No cabía duda de que Jaget había pasado tiempo editando y juntando las imágenes, porque contaban la historia con cierto estilo un poco innecesario. Podrías haberle puesto música, algo triste y alemán, quizás, y habérselo vendido a una galería de arte.

—¿Cómo de aburrido estabas cuándo hiciste esto? —le pregunté.

—No todos tenemos una profesión llena de misterio y magia —replicó—. ¿Ves? Sube las escaleras mecánicas hasta arriba pero, antes de llegar a los tornos, se da la vuelta y vuelve a bajar.

Observé la pantalla mientras Richard Lewis arrastraba los pies pacientemente por el pasillo con el resto de la multitud, bajaba un tramo de escaleras y llegaba al andén. Se deslizó hacia delante hasta quedarse sobre la línea amarilla que marca el borde. Allí se quedó esperando, con la vista al frente, el siguiente metro. Cuando llegaba, Richard Lewis giró la cabeza para ver cómo se aproximaba y entonces, en lo que Jaget llamó el momento precisamente perfecto, saltó delante de él.

Imagino que habría más imágenes de la colisión pero, por suerte, Jaget no había sentido la necesidad de herirme con ellas.

—¿De dónde venía? —pregunté.

—De London Bridge —respondió Jaget—. Trabajaba para la junta municipal de Southwark.

—¿Por qué viajaría de una estación a otra antes de suicidarse?

—Oh, eso no es inusual —dijo Jaget—. Hubo una mujer que se detuvo para terminarse sus patatas fritas antes de saltar, y un tío en South Ken se negó a hacerlo mientras hubiera niños delante que pudieran verle. —Jaget describió cómo el hombre, vestido respetablemente con un traje de raya diplomática y con un paraguas en la mano, se había ido poniendo cada vez más nervioso con cada oportunidad perdida. Finalmente, cuando tuvo el andén para él solo, en las imágenes de las cámaras de vigilancia se le vio estirándose los puños y ajustándose la corbata.

—Como si quisiera dar una buena impresión cuando llegara allí —dijo.

Dondequiera que fuera «allí».

Entonces, cuando al siguiente metro le faltaba un minuto para entrar, todo un grupo escolar, recién salido de los museos, bajó al andén. Niños y profesores hostigados de uno al otro extremo.

—Tendrías que haber visto su cara —dijo Jaget—. Estaba tan frustrado.

—¿Y consiguió hacerlo al final?

—Qué va —señaló—. Para entonces, alguien de la sala de control de la estación le había visto y bajó corriendo para intervenir. —Y menos de seis horas después, el hombre del traje de raya diplomática estaba detenido, internado y lo habían enviado a toda velocidad a una unidad psiquiátrica para mantener una charla rápida con el psicólogo de guardia.

—Me pregunto si lo volvió a intentar.

—Mientras no lo hiciera en nuestro horario —dijo Jaget.

—Entonces ¿qué hay de sospechoso en nuestro señor Lewis?

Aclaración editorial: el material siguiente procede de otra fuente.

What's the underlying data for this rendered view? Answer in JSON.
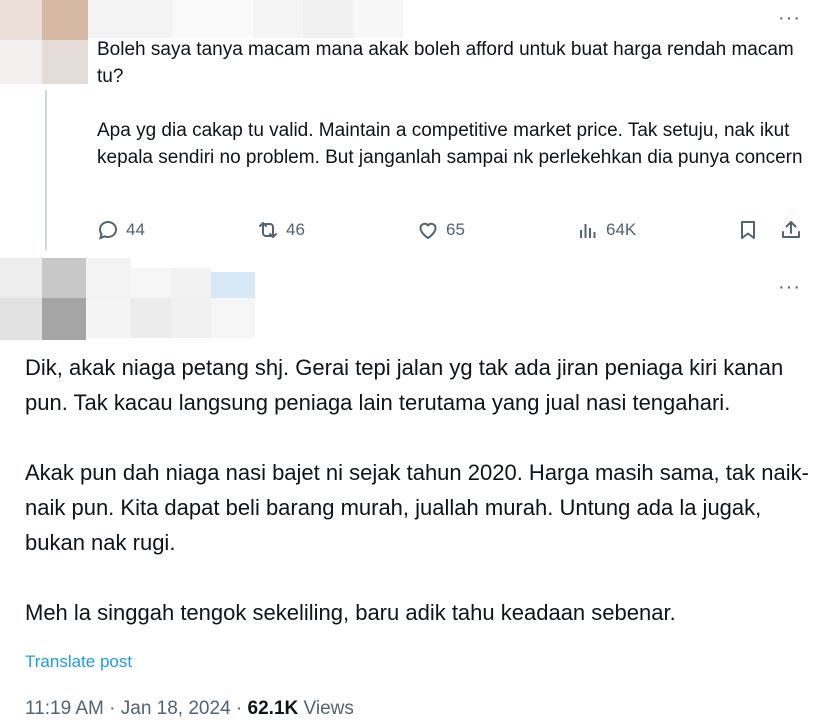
{
  "tweet1": {
    "paragraphs": [
      "Boleh saya tanya macam mana akak boleh afford untuk buat harga rendah macam tu?",
      "Apa yg dia cakap tu valid. Maintain a competitive market price. Tak setuju, nak ikut kepala sendiri no problem. But janganlah sampai nk perlekehkan dia punya concern"
    ],
    "more_label": "···",
    "actions": {
      "reply_count": "44",
      "retweet_count": "46",
      "like_count": "65",
      "views_count": "64K"
    }
  },
  "tweet2": {
    "more_label": "···",
    "paragraphs": [
      "Dik, akak niaga petang shj. Gerai tepi jalan yg tak ada jiran peniaga kiri kanan pun. Tak kacau langsung peniaga lain terutama yang jual nasi tengahari.",
      "Akak pun dah niaga nasi bajet ni sejak tahun 2020. Harga masih sama, tak naik-naik pun. Kita dapat beli barang murah, juallah murah. Untung ada la jugak, bukan nak rugi.",
      "Meh la singgah tengok sekeliling, baru adik tahu keadaan sebenar."
    ],
    "translate_label": "Translate post",
    "time": "11:19 AM",
    "separator": "·",
    "date": "Jan 18, 2024",
    "views_count": "62.1K",
    "views_label": "Views"
  },
  "colors": {
    "text": "#0f1419",
    "muted": "#536471",
    "link": "#1d9bf0",
    "thread_line": "#cfd9de"
  }
}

—La zona desde la que saltó —respondió—. Las entidades subterráneas tienden a ser bastante predecibles al elegir el punto desde el que saltarán hacia el olvido.

»Si simplemente es un grito de desesperación —explicó—, entonces saltan desde el extremo más alejado del andén, de manera que al metro le dé tiempo a detenerse casi por completo cuando llegue allí. Si van en serio, entonces se dirigen al otro extremo, donde el conductor no tiene oportunidad de reaccionar y el metro va a toda velocidad. Joder, si lo haces desde ahí, ni siquiera tienes que saltar, te asomas y el metro te arranca la cabeza.

—¿Y si saltan desde el medio?

—Entonces no están seguros. Es algo gradual: si tienen dudas, van a un extremo y si están seguros, van al otro.

—El señor Lewis eligió el centro —dije—, así que estaba indeciso.

—El señor Lewis —dijo Jaget rebobinando las imágenes hasta justo antes del salto— se tiró justo delante de la entrada de los pasajeros. Si un tren hubiera llegado de inmediato, lo entendería, pero tuvo que esperar. Es como si su posición en el andén fuera irrelevante.

Me encogí de hombros.

—¿Y?

—Tu posición nunca es irrelevante —dijo Jaget—. Es la última acción que harás vivo… Mírale. Se limita a mirar una vez el metro para calcular el momento preciso y ¡pum! Se acabó. Mira la confianza que le imprime al salto, no duda en absoluto.

—Me inclino ante tus elevados conocimientos de los suicidios en las vías —dije—. ¿Qué crees que pudo pasar exactamente?

Jaget observó su café durante un instante y después preguntó:

—¿Es posible obligar a la gente a hacer cosas contra su voluntad?

—¿Te refieres a como en el hipnotismo?

—Más que hipnotizarlas —dijo—. Como si te lavaran el cerebro durante un segundo.

Pensé en la primera vez que me encontré con el Hombre Sin-rostro y en la forma tan casual con la que me había ordenado que saltara de una azotea. Yo también lo habría hecho si no hubiera desarrollado una resistencia para esa clase de cosas.

—Se llama glamour —dije.

Jaget se me quedó mirando durante un rato, creo que no esperaba que yo fuera a responder que sí.

—¿Y puedes hacerlo? —preguntó.

—¡Haz el favor! —exclamé. Ya le había preguntado a Nightingale por el glamour y me había contestado que incluso la variedad más sencilla se realizaba con un hechizo de séptima orden y los resultados no eran demasiado fiables. «Sobre todo cuando piensas que es una tarea de la que es fácil defenderse», había dicho.

—¿Qué hay de tu jefe?

—Dice que sabe la teoría pero que nunca ha llegado a hacerlo —contesté—. El doctor Walid cree que altera la química del cerebro, haciéndote extraordinariamente sugestionable, pero solo es una teoría.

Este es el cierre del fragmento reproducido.